As a white teacher with students of color, this quote, this concept, resonated. I have noticed often that my  students who are African-American, or have some African-American background, frequently seem hyper-conscious of whether other kids are looking at them, talking about them, etc. They often ask to work in the hallway or in another private space, away from the eyes of the rest of the class. They often seem to have a heightened level of self-consciousness, which turns to defensive anger with a seeming rapidity that I and my white colleagues sometimes find mystifying and frustrating.

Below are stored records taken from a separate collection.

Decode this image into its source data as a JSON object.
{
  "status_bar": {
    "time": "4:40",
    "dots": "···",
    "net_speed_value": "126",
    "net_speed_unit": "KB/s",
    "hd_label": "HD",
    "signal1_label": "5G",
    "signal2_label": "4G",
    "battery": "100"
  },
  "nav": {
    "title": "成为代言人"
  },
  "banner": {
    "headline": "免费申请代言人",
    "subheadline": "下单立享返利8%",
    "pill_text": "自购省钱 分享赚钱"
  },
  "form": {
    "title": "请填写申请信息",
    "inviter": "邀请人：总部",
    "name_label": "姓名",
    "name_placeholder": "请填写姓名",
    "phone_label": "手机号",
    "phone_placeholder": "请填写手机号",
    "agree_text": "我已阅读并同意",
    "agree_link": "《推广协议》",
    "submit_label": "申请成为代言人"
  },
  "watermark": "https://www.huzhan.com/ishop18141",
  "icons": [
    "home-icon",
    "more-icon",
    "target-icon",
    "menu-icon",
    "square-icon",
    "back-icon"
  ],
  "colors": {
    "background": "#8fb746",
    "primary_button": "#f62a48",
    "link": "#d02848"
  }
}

My white colleagues and I forget, because we can. We forget the exhausting waters these students swim in every moment of the school day, waters polluted by micro-agressions and steeped in hundreds of years of history that none of us can escape. The students swim with heightened awareness, with double-consciousness. When they seem to suddenly snap, it's only under a constant tension pulled taut that I fail to see, a cumulative effect that finally strains and  breaks. When they ask to work in the hallway, or they pull up the hood of their sweatshirt or pull down the brim of their baseball cap, I have to remember, they just need a break. They need a chance to let their guard down just a little bit, to breathe for a moment, to stop watching themselves with double-eyes.

If you, like me, are "teaching while white," take some time to notice this behavior in action. Try reframing it. See what happens.

DuBois' words were written over 100 years ago.